A challenging situation
Amylyx is currently leading the 48-week international, phase 3, placebo-controlled PHOENIX clinical trial of AMX0035. The study has enrolled about half of its 600-patient target.
“Undoubtedly, the results of the phase 3 study would be highly informative for a regulatory decision on the current ... review for AMX0035,” said Emily Freilich, MD, of the FDA.
However, results aren’t expected until late 2023 or early 2024, which “places the agency in a challenging situation of potentially making a regulatory decision that may not be subsequently confirmed by the results of the ongoing study.”
In June, Amylyx received conditional approval in Canada for the drug, but final approval depends on the outcome of the PHOENIX trial. The FDA does not offer a conditional approval track.

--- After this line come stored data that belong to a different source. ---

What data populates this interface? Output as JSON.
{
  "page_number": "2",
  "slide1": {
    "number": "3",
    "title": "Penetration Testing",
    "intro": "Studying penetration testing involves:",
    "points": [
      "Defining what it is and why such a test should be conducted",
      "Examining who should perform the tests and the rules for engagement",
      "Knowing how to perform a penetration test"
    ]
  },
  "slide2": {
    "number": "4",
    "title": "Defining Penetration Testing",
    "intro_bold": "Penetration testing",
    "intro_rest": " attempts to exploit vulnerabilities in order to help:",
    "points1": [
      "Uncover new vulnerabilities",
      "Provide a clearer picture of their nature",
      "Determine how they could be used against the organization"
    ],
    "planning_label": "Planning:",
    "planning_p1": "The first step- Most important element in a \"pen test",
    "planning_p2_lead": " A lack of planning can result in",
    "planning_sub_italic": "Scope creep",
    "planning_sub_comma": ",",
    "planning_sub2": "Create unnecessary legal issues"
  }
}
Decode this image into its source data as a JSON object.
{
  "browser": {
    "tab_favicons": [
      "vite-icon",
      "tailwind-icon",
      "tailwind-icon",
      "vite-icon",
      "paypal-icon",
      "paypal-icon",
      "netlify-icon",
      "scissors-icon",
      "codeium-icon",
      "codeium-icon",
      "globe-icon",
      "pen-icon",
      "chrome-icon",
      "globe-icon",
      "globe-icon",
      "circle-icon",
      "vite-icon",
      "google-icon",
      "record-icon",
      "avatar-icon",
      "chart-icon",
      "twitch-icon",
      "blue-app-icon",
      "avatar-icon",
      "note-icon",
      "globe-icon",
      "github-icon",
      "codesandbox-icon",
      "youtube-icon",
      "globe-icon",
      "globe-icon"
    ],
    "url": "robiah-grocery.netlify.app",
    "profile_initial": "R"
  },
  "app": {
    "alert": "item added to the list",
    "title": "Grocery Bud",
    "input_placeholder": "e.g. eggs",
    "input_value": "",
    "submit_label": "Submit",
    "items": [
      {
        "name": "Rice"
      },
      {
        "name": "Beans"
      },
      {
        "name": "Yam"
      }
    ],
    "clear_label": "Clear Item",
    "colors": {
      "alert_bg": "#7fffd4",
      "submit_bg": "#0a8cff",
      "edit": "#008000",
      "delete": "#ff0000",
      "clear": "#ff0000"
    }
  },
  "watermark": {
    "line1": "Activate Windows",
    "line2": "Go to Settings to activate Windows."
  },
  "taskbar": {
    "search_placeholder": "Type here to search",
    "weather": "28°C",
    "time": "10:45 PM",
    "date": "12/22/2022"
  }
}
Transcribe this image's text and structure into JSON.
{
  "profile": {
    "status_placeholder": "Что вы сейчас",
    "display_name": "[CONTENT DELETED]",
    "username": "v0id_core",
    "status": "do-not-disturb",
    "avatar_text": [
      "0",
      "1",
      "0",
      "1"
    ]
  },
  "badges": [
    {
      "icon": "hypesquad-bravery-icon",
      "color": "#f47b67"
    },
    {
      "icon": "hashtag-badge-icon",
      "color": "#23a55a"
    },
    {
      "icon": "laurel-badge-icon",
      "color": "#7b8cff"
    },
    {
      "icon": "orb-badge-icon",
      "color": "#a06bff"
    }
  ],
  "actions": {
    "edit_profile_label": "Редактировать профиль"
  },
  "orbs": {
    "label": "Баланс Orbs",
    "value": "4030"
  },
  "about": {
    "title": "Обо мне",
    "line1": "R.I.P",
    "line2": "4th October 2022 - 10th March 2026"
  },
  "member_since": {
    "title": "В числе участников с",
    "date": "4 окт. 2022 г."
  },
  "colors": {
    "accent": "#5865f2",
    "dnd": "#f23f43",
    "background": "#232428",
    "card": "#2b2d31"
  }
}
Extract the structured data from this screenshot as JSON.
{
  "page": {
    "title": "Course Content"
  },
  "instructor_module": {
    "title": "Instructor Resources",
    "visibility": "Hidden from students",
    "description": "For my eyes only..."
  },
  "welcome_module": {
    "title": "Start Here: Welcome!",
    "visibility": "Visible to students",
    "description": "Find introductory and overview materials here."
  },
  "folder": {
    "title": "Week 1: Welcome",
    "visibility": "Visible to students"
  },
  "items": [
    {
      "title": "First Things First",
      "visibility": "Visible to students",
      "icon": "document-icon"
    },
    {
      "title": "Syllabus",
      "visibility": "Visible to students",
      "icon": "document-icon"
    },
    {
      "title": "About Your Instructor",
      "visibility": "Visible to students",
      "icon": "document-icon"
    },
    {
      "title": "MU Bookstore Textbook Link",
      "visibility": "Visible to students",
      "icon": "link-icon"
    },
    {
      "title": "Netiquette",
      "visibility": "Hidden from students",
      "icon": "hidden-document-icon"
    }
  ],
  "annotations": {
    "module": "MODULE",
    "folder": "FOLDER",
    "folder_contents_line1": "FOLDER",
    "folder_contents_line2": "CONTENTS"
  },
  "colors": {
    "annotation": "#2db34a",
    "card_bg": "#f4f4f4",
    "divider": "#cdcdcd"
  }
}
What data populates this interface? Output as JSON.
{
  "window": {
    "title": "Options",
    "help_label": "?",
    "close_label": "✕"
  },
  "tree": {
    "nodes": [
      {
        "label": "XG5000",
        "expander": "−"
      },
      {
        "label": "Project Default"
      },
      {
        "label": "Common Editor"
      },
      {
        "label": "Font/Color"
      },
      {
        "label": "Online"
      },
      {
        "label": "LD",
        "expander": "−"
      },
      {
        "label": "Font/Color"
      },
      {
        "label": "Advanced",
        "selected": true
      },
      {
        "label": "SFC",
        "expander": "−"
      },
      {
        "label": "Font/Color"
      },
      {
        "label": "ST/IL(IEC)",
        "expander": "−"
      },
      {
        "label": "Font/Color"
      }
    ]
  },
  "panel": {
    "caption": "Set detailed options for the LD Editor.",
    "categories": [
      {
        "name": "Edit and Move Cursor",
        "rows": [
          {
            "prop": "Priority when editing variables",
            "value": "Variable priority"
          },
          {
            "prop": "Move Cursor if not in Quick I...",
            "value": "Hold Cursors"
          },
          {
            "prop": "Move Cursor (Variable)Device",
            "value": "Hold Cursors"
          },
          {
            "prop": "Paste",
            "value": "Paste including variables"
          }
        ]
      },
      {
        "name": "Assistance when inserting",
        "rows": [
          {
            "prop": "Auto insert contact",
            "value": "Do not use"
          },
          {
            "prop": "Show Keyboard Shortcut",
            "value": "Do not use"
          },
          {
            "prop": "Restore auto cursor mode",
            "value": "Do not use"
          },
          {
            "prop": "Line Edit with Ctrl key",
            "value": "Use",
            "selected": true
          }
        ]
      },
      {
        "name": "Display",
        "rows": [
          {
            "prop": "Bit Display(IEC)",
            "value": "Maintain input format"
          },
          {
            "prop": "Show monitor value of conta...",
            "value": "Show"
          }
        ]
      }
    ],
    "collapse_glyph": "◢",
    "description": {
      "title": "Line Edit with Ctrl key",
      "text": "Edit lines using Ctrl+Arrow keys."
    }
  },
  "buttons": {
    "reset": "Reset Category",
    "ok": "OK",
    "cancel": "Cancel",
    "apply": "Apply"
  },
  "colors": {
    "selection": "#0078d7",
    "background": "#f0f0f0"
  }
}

“If AMX0035 is not approved now, the FDA anticipated decision will likely happen in 2025, underscoring the critical importance of today’s outcome,” said Tammy Sarnelli, MPAHC, global head of Regulatory Affairs for Amylyx Pharmaceuticals.
If the FDA were to approve AMX0035 and results from the PHOENIX trial ultimately fail to prove efficacy, Justin Klee, co-CEO and cofounder of Amylyx Pharmaceuticals, said the company would withdraw the drug.
“To be clear, if PHOENIX is not successful, we will do what is right for patients, which includes voluntarily removing the product from the market,” Mr. Klee said.
Regardless of the company’s decision, FDA officials noted that the agency does have the ability to recall a drug from the market if studies show that it no longer meets requirements for approval.
“The FDA, with all due respect, significantly understates the complexity and likelihood of their pulling a product from the market,” Dr. Alexander said. “Whether or not they can ultimately pull a product from the market is no substitute for the evidentiary thresholds that are required for market access.”